Houve a tentativa de reorganização das forças armadas que passaram a ser compostas pelas Forças Armadas da República Democrática do Congo (FARDC), pelo Restabelecimento Congolês para Democracia (RCD) e pelo Movimento para a Libertação do Congo (MLC). No entanto, essa junção foi marcada por desavenças em termos de hierarquia, incompatibilidade salarial, falta de recursos financeiros e desobediências (CRAVINO, 2007). A principal falha do governo de transição foi, sobretudo, na criação de um exército nacional coeso que garantisse a estabilidade interna, faltando programas de reintegração de ex-combatentes no exército nacional e de desarmamento eficientes.
A realização das eleições se concretizou em 2006 com a vitória de Joseph Kabila (TCHINHAMA, 2017). Os resultados das eleições foram contestados e o governo de Joseph Kabila foi incapaz de manter integridade e a ordem no país. Iniciou-se uma onda intensa de agressão contra os civis e o estado de violência foi instaurado. A MONUC foi então substituída pela Missão de Estabilização Da Organização das Nações Unidas na República Democrática do Congo (MONUSCO) em 2010. A Missão tinha como objetivo garantir a proteção dos civis e da equipe humanitária no terreno e defender os Direitos Humanos no país. Foi uma missão atípica da ONU por determinar o uso de todos os meios necessários para o seu cumprimento (INFORMATION, 2019; DPKO, 2020; MONUSCO, 2020). Os desafios da missão no terreno para proteger os civis diante dos ataques dos grupos levaram à implementação de uma Brigada de Intervenção especializada com o intuito de neutralizar os grupos armados e reduzir as potencias ameaças, pautando-se na técnica da resolução de conflitos de imposição da paz (peace-enforcement).
A RDC tem como missão desmantelar os grupos rebeldes que ainda atuam causando instabilidade política, tarefa que passa pelo estabelecimento de um exército nacional coeso e consistente, mediante a criação de programas de reforma do setor de segurança. Para tal, conta a comunidade internacional que continua mantendo seu apoio, de modo a tornar a paz estável e duradoura, por meio de mandato de especialistas que ajudam no treinamento do exército congolês. Como, por exemplo, o envio em 2019 de especialistas brasileiros em guerra na selva para treinar o exército local para fazer frentes aos grupos armados que se refugiam nas florestas.
Vale ressaltar também a missão da União Europeia que, por meio da European Union Police Mission for the Democratic Republic of Congo (EUPOL) (2005-2007), contribuiu na tentativa de reformar e reestruturar os setores de polícias e de justiça; a European Union Militar Operations in Democratic Republic of Congo (EUFOR) ajudou a MONUC no reforço do processo eleitoral pós-transição.

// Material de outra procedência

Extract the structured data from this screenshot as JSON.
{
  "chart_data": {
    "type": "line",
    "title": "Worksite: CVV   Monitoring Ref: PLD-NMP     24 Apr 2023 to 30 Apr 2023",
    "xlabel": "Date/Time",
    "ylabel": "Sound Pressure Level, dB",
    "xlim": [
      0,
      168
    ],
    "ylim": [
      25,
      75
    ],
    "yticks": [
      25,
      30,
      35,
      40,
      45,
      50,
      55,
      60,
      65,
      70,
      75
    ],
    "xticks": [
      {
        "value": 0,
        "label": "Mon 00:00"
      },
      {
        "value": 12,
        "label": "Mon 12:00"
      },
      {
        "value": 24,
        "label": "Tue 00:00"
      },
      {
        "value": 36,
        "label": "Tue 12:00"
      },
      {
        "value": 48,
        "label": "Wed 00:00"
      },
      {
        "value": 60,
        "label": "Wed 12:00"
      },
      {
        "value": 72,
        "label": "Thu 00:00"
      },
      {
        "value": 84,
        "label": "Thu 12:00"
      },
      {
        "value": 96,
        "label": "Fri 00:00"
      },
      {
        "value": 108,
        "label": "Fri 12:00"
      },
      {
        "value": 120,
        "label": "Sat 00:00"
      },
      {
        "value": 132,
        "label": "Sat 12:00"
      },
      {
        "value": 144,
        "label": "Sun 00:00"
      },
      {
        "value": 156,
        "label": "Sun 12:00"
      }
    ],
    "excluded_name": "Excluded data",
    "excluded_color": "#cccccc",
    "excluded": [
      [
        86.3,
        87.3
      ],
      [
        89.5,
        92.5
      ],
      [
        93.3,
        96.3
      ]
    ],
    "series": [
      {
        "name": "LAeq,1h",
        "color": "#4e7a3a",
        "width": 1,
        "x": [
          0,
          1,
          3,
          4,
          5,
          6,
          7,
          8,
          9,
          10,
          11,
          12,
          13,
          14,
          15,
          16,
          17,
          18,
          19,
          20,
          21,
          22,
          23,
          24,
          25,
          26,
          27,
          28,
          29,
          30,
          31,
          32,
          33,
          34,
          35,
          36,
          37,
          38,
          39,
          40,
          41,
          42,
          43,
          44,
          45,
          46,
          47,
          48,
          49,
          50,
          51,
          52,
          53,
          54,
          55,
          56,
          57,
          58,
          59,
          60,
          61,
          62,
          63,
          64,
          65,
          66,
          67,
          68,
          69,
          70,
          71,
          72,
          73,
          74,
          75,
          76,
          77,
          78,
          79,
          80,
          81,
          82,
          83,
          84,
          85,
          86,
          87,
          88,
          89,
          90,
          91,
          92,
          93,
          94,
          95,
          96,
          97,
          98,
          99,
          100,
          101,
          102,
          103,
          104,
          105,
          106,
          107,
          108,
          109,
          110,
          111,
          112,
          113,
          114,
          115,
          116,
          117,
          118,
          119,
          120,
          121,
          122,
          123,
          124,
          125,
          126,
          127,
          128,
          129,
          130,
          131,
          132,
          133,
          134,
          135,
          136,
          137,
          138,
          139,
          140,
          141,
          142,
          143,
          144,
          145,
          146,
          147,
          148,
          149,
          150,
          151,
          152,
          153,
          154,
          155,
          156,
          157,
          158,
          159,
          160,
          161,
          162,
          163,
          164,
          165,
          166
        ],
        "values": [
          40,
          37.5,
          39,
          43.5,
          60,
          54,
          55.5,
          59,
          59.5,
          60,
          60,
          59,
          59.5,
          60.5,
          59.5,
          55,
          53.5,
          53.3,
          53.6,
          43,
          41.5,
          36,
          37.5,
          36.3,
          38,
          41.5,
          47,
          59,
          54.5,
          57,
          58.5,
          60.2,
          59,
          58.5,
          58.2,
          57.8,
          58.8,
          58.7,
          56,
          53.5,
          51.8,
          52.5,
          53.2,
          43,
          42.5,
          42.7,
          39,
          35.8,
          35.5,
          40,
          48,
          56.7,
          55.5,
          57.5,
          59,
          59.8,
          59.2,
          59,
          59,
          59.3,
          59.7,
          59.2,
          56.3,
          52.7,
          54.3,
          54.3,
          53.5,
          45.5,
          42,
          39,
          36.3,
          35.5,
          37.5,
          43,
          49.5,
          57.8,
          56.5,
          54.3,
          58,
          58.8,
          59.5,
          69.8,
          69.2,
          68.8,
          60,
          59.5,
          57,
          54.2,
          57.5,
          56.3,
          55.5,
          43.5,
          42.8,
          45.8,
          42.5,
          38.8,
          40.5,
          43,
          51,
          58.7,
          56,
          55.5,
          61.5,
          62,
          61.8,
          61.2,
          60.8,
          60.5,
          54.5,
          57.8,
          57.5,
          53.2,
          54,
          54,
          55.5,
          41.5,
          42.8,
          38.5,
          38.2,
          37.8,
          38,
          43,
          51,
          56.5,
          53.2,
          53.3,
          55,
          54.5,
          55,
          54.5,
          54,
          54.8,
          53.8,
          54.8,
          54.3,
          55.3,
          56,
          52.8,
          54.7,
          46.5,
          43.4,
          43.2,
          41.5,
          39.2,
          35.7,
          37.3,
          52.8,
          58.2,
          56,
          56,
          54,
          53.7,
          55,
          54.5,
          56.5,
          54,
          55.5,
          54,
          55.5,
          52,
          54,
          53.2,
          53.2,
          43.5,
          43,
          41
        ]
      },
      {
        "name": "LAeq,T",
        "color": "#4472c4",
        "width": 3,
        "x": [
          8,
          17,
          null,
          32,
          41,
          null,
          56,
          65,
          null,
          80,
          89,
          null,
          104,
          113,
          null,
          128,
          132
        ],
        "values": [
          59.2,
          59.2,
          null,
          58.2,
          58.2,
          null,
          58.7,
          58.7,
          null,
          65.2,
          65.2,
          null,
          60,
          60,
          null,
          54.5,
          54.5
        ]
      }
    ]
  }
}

No entanto, desde as primeiras as eleições históricas em 2006, o país ainda não tem capacidade política e institucional para estabelecer a paz. Kabila deveria ter saído do poder em 2016 após o cumprimento de seus dois mandatos, conforme a Constituição, porém as eleições foram realizadas somente em 2018, após várias manifestações de repúdio da população e dos partidos da oposição.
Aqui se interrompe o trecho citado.